Point de réponse de la part de dom Morel.

« N’aurais-je pas continué d’être la même ? Où est donc le mal de s’aimer, de se le dire, de se le témoigner ? cela est si doux !

— Il est vrai, dit dom Morel en levant les yeux sur moi, qu’il avait toujours tenus baissés tandis que je parlais.

— Et cela est-il donc si commun dans les maisons religieuses ? Ma pauvre supérieure ! dans quel état elle est tombée !
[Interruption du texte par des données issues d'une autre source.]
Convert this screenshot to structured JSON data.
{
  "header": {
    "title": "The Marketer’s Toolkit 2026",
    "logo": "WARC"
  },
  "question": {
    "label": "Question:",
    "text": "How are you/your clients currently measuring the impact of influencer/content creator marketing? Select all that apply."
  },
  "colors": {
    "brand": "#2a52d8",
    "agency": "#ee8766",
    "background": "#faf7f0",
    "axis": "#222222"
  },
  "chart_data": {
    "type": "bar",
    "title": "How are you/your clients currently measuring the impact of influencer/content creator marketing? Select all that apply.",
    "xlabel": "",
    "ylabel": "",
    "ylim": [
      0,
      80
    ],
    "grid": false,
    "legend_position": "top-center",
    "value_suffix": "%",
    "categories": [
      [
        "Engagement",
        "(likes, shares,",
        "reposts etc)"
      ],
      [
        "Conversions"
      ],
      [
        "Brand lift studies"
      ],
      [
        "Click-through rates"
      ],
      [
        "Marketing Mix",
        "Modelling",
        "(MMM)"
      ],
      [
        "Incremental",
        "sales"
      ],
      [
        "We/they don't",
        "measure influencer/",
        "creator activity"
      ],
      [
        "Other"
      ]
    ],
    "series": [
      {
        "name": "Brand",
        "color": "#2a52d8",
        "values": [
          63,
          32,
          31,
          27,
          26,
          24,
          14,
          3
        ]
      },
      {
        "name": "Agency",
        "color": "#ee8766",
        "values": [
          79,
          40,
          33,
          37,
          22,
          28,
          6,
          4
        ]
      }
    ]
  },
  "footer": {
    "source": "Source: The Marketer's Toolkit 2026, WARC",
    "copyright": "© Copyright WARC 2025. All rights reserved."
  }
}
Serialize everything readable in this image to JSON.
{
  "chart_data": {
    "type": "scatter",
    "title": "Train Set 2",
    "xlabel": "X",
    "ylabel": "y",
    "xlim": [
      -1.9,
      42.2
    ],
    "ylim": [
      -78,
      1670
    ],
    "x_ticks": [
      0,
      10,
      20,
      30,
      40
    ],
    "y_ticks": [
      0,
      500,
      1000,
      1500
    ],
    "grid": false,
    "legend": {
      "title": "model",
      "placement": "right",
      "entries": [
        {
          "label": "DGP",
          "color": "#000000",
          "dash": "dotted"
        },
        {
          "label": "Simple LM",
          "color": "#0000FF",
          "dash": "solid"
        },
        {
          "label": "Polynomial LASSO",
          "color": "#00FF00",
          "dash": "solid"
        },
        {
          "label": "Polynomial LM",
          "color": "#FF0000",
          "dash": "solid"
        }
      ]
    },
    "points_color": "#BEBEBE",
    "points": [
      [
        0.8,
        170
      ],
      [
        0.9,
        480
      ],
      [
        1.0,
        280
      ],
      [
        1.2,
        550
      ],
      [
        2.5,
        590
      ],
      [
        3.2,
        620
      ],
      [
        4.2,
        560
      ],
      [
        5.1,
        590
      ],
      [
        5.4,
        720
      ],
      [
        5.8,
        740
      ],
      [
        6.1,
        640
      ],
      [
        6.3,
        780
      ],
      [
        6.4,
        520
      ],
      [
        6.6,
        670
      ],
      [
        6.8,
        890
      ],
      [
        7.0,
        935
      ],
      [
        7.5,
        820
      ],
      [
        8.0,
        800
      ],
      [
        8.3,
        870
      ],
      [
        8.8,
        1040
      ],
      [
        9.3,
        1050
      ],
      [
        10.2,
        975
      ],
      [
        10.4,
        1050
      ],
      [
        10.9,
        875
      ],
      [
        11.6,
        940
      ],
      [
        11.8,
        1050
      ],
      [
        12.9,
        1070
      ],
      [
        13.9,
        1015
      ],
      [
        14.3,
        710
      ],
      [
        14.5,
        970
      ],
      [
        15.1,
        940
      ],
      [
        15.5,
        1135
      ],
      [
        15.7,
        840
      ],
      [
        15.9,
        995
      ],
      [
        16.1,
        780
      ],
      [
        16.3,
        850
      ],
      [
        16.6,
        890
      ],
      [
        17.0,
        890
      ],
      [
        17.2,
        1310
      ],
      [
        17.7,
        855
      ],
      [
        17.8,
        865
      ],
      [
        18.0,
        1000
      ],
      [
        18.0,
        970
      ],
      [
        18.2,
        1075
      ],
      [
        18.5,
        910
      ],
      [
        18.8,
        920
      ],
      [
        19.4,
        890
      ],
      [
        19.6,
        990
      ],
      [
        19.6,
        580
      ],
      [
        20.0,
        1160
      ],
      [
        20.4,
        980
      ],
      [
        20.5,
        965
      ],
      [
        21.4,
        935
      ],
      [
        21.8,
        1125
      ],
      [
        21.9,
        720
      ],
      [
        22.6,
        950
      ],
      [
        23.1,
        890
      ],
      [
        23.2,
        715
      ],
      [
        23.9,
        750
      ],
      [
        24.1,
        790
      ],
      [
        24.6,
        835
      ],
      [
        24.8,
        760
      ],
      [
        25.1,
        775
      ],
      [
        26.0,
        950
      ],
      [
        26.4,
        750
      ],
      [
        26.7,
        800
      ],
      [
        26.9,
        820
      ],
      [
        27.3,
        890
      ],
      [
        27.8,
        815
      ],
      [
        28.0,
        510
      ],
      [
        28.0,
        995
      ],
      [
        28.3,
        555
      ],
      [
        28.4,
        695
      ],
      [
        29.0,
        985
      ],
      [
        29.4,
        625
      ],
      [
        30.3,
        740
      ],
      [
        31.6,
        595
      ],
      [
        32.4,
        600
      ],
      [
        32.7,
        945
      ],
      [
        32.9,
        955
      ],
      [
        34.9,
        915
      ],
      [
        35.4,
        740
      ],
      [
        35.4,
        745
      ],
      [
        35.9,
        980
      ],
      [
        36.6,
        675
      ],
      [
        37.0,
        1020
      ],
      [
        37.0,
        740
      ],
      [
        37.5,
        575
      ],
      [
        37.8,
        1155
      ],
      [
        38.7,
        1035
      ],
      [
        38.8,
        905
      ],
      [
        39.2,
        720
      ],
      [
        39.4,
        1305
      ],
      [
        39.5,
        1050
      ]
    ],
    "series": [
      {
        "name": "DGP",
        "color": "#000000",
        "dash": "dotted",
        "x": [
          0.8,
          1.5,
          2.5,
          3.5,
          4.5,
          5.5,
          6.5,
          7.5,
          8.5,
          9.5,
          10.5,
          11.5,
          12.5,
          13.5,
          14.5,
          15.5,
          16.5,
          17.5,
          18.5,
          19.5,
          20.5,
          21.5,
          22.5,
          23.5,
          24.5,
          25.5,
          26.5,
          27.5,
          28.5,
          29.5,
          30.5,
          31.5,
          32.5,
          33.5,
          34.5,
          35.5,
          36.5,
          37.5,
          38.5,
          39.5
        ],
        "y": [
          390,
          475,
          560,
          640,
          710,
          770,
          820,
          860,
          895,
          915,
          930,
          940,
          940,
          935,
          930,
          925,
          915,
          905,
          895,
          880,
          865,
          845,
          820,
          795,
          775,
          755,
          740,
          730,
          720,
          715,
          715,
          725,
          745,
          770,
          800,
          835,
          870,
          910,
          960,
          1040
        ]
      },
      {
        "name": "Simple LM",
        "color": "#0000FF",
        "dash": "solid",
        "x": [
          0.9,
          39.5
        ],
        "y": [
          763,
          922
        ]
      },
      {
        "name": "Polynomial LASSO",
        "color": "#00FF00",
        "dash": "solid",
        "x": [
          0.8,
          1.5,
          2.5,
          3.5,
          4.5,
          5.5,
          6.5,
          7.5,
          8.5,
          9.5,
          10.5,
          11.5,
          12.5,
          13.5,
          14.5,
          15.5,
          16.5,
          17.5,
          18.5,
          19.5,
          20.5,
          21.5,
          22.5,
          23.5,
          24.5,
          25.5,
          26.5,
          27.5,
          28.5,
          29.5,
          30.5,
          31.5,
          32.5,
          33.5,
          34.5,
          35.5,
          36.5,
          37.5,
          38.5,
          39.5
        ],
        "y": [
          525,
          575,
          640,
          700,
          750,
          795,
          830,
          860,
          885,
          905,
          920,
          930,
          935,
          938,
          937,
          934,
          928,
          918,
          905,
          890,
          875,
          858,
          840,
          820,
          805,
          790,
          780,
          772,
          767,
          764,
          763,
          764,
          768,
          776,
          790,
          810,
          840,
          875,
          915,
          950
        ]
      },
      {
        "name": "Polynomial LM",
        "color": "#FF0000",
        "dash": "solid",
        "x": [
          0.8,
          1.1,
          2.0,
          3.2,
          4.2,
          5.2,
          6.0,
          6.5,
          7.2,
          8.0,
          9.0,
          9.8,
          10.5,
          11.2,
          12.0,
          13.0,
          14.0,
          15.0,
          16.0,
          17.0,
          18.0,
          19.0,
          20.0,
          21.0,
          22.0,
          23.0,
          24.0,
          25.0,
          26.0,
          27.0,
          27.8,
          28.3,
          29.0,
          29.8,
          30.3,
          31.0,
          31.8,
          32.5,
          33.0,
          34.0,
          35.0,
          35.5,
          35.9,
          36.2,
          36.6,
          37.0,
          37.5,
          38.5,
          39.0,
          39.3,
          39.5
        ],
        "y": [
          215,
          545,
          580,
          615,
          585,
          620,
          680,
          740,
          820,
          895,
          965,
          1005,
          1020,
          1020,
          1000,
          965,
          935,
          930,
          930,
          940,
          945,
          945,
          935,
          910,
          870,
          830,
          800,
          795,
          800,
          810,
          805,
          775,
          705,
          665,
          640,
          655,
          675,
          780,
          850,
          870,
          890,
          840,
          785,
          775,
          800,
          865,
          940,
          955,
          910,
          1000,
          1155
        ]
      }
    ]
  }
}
— Il est fâcheux, et je crains bien qu’il n’empire. Elle n’était pas faite pour son état ; et voilà ce qui en arrive tôt ou tard, quand on s’oppose au penchant général de la nature : cette contrainte la détourne à des affections déréglées, qui sont d’autant plus violentes, qu’elles sont mal fondées ; c’est une espèce de folie.

— Elle est folle ?

— Oui, elle l’est, et le deviendra davantage.

— Et vous croyez que c’est là le sort qui attend ceux qui sont engagés dans un état auquel ils n’étaient point appelés ?

— Non, pas tous : il y en a qui meurent auparavant ; il y en a dont le caractère flexible se prête à la longue ; il y en a que des espérances vagues soutiennent quelque temps.

— Et quelles espérances pour une religieuse ?

— Quelles ? d’abord celle de faire résilier ses vœux.

— Et quand on n’a plus celle-là ?

— Celles qu’on trouvera les portes ouvertes, un jour ; que les hommes reviendront de l’extravagance d’enfermer dans des sépulcres de jeunes créatures toutes vivantes, et que les couvents seront abolis ; que le feu prendra à la maison ; que les murs de la clôture tomberont ; que quelqu’un les secourra.

 

 

***

Extrait de La Religieuse, de Denis Diderot.